If you read my blog you know absolutely everything there is to know about me. From the depths of my soul to the top of my ego. You know what makes me tick, you know what I'm heavily opinionated about, what makes me cry, and that I battle depression on the constant. But one day recently I was talking about how I'm an open book and had blogged that day on a particularly painful subject and I couldn't bring myself to talk about it. Which started me wondering.... why is it that absolutely no topic is off limits in writing and yet some subjects remain taboo in speaking? I will be the first one to tell you I have no secrets and that I'm an open book. So what is different about allowing you into my over-sharing space of blogging and respecting social boundaries of over-sharing in speaking? Maybe it is just that, social boundaries. Or maybe it is that writing is cathartic and a window to the deepest (and shallowest) parts of me. Maybe its an ego thing where I think the whole world is entitled to my deep thoughts and grandiose insights. Maybe it is just that writing is an extension of me that flows freely. I'm not shy, I'm not awkward and easily intimidated when I'm writing. I'm not the weird kid who randomly blurts out unrelated content. I mean I am. I'm often random in my writing. And I change subjects fluidly. But when I go back and re-read them, they seem to flow. At least to my disheveled mind they do. There are plenty of people out there with disorganized brains who can follow what I write.

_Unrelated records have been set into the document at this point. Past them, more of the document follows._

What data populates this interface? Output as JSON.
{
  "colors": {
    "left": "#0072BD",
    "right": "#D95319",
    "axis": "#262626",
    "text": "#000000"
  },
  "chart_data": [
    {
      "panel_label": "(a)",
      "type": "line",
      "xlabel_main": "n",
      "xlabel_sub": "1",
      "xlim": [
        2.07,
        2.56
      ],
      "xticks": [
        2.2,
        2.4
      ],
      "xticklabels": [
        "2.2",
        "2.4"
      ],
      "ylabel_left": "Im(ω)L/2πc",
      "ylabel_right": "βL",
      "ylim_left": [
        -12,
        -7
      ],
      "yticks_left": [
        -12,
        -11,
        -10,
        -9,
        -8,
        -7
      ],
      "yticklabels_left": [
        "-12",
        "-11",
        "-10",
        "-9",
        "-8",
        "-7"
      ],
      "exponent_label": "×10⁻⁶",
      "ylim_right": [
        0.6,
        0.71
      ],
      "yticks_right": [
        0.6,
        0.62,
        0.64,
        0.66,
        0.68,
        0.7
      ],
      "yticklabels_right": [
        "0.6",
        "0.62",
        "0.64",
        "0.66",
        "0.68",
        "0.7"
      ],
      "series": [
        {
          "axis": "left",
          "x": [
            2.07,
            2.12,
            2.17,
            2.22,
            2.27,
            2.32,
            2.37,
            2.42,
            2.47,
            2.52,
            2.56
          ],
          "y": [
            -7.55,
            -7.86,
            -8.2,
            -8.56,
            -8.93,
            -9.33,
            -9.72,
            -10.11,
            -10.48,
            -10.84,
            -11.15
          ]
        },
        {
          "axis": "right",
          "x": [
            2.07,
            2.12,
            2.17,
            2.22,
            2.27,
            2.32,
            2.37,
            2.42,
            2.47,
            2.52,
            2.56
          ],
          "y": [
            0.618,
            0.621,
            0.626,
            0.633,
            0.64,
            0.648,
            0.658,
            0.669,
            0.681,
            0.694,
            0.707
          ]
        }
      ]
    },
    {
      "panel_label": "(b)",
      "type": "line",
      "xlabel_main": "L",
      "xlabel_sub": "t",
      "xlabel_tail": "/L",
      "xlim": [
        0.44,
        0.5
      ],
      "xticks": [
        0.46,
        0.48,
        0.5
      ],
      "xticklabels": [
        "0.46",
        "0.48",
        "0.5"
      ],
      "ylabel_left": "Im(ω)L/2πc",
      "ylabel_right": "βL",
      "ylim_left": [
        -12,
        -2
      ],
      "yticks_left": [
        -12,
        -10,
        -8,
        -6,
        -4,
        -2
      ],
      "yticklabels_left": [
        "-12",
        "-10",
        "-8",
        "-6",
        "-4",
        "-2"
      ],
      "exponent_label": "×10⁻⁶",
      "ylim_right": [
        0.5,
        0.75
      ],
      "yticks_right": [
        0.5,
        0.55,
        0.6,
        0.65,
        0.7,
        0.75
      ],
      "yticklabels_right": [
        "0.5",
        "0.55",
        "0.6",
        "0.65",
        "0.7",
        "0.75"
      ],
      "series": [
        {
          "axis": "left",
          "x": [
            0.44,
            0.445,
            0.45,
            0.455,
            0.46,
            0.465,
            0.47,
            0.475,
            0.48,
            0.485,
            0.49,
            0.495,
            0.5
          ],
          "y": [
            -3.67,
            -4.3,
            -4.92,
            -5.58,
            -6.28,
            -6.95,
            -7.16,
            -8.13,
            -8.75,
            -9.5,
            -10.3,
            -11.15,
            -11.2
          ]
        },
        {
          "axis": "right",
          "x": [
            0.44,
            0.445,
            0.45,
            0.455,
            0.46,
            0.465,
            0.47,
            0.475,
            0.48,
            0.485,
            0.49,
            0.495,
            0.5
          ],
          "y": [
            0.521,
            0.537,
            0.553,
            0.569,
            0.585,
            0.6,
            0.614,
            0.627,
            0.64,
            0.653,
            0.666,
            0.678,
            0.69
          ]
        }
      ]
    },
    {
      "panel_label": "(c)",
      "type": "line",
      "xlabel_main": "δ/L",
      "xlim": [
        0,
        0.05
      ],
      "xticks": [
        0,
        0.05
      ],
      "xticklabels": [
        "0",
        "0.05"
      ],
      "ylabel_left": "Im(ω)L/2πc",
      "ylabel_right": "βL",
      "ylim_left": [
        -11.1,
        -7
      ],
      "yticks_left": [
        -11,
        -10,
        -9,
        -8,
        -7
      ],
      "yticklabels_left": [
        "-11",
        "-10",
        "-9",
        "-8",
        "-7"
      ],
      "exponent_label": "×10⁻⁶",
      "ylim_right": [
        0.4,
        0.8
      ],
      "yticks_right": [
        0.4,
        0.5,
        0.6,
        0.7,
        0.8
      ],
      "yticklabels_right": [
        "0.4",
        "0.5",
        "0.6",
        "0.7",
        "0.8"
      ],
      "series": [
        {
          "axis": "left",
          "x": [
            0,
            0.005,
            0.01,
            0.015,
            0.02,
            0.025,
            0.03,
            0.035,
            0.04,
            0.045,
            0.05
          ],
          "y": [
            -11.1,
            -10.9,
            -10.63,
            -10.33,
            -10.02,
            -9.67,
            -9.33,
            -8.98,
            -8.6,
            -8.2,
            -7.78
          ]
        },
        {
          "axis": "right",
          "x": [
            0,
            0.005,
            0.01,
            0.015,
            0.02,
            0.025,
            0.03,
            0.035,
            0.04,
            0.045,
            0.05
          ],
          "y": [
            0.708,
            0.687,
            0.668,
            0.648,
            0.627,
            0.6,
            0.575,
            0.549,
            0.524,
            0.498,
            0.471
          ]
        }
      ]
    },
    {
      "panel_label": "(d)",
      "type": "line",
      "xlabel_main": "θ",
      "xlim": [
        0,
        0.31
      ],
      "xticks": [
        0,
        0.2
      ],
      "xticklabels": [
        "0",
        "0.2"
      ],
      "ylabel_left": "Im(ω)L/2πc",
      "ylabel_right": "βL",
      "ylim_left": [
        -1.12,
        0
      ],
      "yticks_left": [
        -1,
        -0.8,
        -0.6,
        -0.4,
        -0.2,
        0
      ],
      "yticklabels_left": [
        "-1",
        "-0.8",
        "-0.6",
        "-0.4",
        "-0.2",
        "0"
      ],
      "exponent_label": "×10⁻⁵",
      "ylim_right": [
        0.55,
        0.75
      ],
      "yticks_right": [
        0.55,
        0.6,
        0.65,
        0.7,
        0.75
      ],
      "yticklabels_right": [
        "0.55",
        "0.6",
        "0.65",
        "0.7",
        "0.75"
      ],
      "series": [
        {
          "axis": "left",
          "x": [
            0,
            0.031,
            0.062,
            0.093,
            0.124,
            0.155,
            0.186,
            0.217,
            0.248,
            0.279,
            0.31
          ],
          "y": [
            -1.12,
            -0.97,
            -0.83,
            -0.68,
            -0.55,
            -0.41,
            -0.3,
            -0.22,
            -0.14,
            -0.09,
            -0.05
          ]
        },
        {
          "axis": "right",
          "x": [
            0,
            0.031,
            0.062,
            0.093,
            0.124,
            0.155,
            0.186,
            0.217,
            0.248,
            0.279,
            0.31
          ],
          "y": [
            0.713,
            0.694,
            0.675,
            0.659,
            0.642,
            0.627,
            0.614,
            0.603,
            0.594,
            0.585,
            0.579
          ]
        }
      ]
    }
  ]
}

My kid says I am a good story teller. So at least some of the writer's brain translates to every day. And as I have been pounding this out on my keyboard I'm coming to realize that I'm glad there's a difference between my speaking self and my writing self. I was once an over-sharer in speaking and I might still be, but not like I am in writing. In writing there's a safe distance. If it makes you uncomfortable for instance, you can stop reading. If I make you uncomfortable in person, we don't always have the option to walk away mid-sentence. I still hold this egotistical belief that what I have to say holds value for other people. That you are somehow better off knowing my intimate thoughts. I think that's not a bad viewpoint as a writer. But I also think it's self-centered and attention seeking at the same time.
Sometimes I HAVE to write. Sometimes my mind won't allow me to move without a data dump, or an emotion dump. I'm just stuck until I spit it out. On some level I realize that this doesn't always mean someone else NEEDS to read what I wrote. But I almost always publish it anyways.
Writing. It's freedom. It's it's own entity. It's essential. and I am still of the belief that it is beneficial to other people in some light.
I haven't read your blog before today, but I found your post very interesting. I think you are right about the difference between sharing in print and talking in person. I am an introvert and one of my strengths is listening. But in listening I often don't get a chance to share. Writing gives me an opportunity.